2023年12月号掲載
顧客の「買いたい」をつくる KPIマーケティング
著者紹介
概要
顧客に“刺さる”マーケティング戦略は、どうすれば作れるのか? この問いに、コンサルタントが答えた。ポイントは、顧客に「あなたから買いたい」と思ってもらえる「強み」を作り、その強みを「伝え切る」こと。これを実行するためのノウハウと、売上につながるKPI(重要業績評価指標)の設定の仕方について詳述する。
要約
戦略の「急所」が決めるKPI
KPI(Key Performance Indicator:重要業績評価指標)とは、「それさえ追いかけていけば結果が出る指標」である。マーケティングや営業においては、主な「結果」は「売上」だ。
売上を上げることは、企業にとって非常に重要な目標である。

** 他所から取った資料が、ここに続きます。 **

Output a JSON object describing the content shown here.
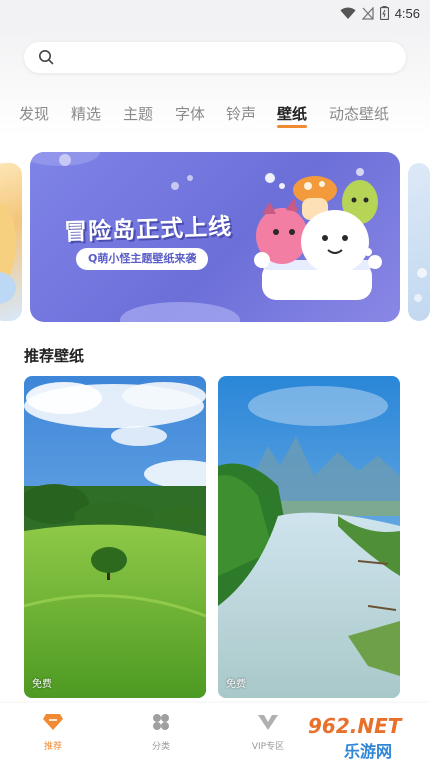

だから、多くの企業は売上を主要な評価指標(KPI)としている。
しかし、ここで大切なのは、「売上を追っても、売上は上がらない」ということだ。売上とは、「お客様が買うという決断をした結果」として上がってくる数字である。お客様が「買いたい」と考えれば、売上はその結果としてついてくるのだ。

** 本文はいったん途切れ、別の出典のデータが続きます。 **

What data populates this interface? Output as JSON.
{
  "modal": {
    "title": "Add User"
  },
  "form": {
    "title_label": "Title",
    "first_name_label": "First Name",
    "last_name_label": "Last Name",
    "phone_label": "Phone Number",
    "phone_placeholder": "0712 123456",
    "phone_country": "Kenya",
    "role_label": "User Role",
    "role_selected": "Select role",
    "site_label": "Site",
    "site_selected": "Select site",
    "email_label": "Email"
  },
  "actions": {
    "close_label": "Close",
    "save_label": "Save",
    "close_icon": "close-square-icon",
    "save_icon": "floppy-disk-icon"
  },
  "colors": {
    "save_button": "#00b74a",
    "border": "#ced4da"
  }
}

となると、追いかけるべき数字は売上ではなく、「買いたいを作れた数」である。それが「追うべき指標」であるKPIとなるべきなのだ。
では、どうすれば「買いたい」を作れるのか?
買いたい作りは価値作り
お客様が商品・サービスなどを「買いたい」と思うのは、その商品・サービスがお客様に「うれしさ」「価値」をもたらすからである。
有名なのが、マーケティングの大家、セオドア・レビットの「ドリルを売るには穴を売れ」という命題である。お客様が買いたいものは、ドリルという「モノ」ではなく、ドリルがあけてくれる「穴」という価値なのだ。
どんなドリルを作るか、売るか、を考える前に、お客様がどんな材質のものに、どんな直径の、どんな深さの穴をあけたいか、という「価値」を考え、それに合ったものを作る・売ることでお客様がドリルを「買いたい」と思うわけである。つまり、「買いたい作りは価値作り」なのだ。
「強み」が作る「あなたから買いたい」
しかし、「買いたい」を作るだけではまだ不十分である。なぜなら「競合」がいるからだ。お客様に「あなた(自社・自分)から買いたい」と思ってもらうためには、2つの条件を満たす必要がある。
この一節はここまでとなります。